The World Bank launches new Urban and Local Government Strategy
The President of the World Bank Robert Zoellick joined senior officials from the government of Singapore at the launch of the Bank’s new Urban and Local Government Strategy. The new strategy highlights the importance of devising innovative financing approaches to address urgent urban infrastructure needs.
The President of the World Bank Robert Zoellick joined senior officials from the government of Singapore at the launch of the Bank’s new Urban and Local Government Strategy.
The new strategy highlights the importance of devising innovative financing approaches to address urgent urban infrastructure needs. In his opening statement, Zoellick drew attention to the demographic shift that is changing the developing world. “For the first time in history, more than half the world’s people live in cities,” he said. “The epicenter of this transformation is the developing world where over 90 percent of urban growth is now taking place.”
During the next two decades, urban population of the world’s two poorest regions—South Asia and Sub-Saharan Africa—is expected to double. Underscoring how the Bank’s new Urban Strategy will help developing countries face this challenge, Zoellick said that “urbanisation is a vital phase of development and, if well managed, can be a key driver of long-term economic growth in a country,”
The launch of the new strategy took place at the inaugural World Bank–Singapore Infrastructure Finance Summit, a landmark event organised by the World Bank–Singapore Urban Hub, the Singapore Ministry of Finance, and the Monetary Authority of Singapore, in association with the Financial Times.
The Summit brought together infrastructure finance experts, investors, and senior government officials, and marked Singapore's emergence as a regional hub for infrastructure financing and expertise on urban development.
Singapore is well recognised for its extensive city management and public-private partnership experience. Through its partnership with Singapore, the Bank hopes to help developing countries tap into that experience as they take advantage of the economic opportunities associated with rapid urbanisation.
The summit provided an opportunity to explore some of the key features of the strategy, its relevance for East Asia, and some perspectives of mayors and local government officials. Zoubida Allaoua, Director of the Finance, Economics, and Urban Department, said that the new Urban and Local Government Strategy “is the Bank’s first comprehensive framework for urban development issued in the last 10 years, and it comes at critical time for cities in developing countries.”
She also noted that cities are responsible for an estimated 70 percent of global GDP and that there are strong positive linkages between urbanisation and poverty reduction. According to her, the question is no longer on of how to contain urbanisation, but how to prepare for it.

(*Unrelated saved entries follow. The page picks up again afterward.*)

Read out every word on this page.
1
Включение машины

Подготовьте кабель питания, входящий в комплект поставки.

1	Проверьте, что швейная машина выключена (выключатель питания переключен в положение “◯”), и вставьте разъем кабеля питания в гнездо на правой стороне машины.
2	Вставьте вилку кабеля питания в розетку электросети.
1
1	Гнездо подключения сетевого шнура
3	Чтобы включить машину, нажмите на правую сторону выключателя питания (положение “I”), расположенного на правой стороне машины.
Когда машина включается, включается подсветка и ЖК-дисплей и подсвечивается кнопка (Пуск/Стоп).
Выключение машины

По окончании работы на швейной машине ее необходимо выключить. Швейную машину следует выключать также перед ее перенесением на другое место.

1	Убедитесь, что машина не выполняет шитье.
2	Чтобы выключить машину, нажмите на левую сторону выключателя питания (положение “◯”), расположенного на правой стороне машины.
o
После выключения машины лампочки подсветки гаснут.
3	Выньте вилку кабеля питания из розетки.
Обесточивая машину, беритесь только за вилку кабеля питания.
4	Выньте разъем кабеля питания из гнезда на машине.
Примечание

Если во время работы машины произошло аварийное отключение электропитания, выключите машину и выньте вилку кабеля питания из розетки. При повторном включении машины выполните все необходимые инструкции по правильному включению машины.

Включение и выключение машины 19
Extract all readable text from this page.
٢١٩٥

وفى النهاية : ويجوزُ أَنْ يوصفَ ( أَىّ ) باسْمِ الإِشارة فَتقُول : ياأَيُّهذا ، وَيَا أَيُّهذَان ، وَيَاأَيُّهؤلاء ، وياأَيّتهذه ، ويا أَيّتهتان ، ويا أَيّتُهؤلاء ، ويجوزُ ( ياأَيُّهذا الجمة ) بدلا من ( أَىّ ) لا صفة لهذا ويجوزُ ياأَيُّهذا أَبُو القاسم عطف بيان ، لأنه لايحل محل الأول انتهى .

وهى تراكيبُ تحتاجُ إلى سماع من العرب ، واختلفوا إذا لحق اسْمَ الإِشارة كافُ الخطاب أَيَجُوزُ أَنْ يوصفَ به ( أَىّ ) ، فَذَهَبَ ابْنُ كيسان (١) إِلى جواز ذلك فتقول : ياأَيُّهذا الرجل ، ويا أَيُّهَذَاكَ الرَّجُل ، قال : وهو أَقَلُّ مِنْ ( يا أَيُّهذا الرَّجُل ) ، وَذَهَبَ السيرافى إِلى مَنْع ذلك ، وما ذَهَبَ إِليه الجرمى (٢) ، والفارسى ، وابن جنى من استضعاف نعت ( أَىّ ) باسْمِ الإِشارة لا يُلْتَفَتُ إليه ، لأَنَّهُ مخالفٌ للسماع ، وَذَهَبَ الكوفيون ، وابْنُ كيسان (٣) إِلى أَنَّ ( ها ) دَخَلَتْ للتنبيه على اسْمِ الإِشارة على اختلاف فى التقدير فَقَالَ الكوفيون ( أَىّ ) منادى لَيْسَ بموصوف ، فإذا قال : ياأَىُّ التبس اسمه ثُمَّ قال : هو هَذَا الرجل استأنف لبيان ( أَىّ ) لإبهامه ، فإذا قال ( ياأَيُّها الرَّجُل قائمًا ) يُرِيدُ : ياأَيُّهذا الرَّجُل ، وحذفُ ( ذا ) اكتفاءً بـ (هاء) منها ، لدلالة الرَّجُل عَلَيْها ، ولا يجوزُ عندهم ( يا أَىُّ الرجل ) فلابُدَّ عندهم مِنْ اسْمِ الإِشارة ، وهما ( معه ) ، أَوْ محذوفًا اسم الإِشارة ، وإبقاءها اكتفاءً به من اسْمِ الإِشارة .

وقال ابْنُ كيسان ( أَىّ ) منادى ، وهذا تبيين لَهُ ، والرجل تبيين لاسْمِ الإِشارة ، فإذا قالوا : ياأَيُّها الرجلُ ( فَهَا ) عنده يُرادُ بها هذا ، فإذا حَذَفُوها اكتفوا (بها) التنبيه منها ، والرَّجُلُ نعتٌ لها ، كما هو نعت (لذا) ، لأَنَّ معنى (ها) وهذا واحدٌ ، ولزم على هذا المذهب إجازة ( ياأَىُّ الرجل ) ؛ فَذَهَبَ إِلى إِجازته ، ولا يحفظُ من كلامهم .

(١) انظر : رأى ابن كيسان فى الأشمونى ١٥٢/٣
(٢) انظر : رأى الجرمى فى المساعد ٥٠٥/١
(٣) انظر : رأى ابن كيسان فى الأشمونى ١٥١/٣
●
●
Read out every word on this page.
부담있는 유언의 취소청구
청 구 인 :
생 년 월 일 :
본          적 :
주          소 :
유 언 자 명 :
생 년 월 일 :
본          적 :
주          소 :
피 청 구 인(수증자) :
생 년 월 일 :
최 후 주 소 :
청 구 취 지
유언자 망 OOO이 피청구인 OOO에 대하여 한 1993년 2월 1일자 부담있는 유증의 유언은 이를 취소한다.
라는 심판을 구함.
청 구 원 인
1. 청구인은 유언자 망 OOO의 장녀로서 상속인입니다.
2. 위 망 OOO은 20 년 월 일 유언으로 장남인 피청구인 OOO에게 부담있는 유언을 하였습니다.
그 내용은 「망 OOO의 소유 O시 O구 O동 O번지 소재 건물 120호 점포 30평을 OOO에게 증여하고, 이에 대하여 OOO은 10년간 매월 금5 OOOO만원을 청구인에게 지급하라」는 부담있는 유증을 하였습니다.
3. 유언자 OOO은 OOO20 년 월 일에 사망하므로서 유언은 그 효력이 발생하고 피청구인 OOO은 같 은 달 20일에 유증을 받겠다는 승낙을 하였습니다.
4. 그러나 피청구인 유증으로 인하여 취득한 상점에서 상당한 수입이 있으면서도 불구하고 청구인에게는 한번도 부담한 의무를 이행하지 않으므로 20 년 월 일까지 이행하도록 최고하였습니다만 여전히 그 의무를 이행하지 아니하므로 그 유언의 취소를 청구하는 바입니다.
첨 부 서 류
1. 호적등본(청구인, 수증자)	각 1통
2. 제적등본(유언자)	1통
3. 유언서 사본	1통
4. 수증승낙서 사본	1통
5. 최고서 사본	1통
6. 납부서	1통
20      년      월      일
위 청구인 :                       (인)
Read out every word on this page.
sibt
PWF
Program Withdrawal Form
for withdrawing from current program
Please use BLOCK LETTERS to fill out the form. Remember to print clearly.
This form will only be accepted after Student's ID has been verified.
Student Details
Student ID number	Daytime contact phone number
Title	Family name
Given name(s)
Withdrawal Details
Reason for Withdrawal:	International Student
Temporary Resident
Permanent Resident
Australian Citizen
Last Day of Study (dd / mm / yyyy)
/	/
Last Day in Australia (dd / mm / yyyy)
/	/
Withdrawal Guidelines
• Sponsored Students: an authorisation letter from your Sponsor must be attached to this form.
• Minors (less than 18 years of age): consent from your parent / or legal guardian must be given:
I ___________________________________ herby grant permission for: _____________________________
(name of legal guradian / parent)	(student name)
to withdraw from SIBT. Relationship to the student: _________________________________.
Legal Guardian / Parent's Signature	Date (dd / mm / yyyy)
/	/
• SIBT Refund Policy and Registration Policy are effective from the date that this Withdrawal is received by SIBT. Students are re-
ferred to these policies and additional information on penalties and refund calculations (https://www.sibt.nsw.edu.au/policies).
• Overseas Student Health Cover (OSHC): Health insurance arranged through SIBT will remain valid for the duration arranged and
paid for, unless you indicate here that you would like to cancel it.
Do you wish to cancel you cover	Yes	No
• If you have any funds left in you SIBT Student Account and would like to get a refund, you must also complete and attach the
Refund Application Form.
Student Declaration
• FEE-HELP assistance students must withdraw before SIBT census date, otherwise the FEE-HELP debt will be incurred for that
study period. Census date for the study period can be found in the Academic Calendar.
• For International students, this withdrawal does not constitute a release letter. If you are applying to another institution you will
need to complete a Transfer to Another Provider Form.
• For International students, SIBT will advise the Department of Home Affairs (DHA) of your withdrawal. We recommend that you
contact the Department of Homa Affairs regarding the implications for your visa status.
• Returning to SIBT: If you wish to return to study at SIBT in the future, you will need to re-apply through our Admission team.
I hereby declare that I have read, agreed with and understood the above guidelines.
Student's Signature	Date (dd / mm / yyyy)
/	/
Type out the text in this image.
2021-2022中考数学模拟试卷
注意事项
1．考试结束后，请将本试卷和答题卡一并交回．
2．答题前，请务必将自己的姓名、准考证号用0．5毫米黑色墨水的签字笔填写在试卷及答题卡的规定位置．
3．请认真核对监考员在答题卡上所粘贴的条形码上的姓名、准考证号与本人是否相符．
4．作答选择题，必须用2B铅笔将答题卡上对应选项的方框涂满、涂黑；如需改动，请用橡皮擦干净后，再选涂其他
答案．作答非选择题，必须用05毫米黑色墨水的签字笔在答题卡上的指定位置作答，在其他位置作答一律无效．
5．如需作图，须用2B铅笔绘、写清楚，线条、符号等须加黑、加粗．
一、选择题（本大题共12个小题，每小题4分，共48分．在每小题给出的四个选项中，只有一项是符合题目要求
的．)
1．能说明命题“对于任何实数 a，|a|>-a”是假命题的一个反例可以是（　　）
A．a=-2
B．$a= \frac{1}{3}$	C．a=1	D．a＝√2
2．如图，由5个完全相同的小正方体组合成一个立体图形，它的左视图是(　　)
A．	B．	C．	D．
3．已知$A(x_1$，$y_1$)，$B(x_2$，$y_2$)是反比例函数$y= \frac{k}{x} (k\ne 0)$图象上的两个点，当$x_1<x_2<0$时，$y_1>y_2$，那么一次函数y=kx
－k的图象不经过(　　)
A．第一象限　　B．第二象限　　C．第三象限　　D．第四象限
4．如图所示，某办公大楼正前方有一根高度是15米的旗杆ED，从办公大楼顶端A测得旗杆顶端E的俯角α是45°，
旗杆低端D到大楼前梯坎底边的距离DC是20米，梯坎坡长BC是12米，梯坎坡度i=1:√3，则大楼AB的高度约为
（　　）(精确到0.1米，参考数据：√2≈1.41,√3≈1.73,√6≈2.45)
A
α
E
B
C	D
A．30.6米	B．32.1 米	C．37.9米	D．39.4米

Mayors and local government leaders from Asia and beyond discussed the new Urban Strategy and initiatives they have put in place to develop the infrastructure of their cities', the challenges they have overcome, and future challenges. They included Governor Fauzi Bowo, Jakarta, Indonesia; Lord Mayor Robert Doyle, Melbourne, Australia; Mayor Omar Maani, Amman, Jordan; Mayor Sigfrido Tinga, Taguig City, Philippines; and Keshav Varma, Head, Global Urban Program, World Bank Institute.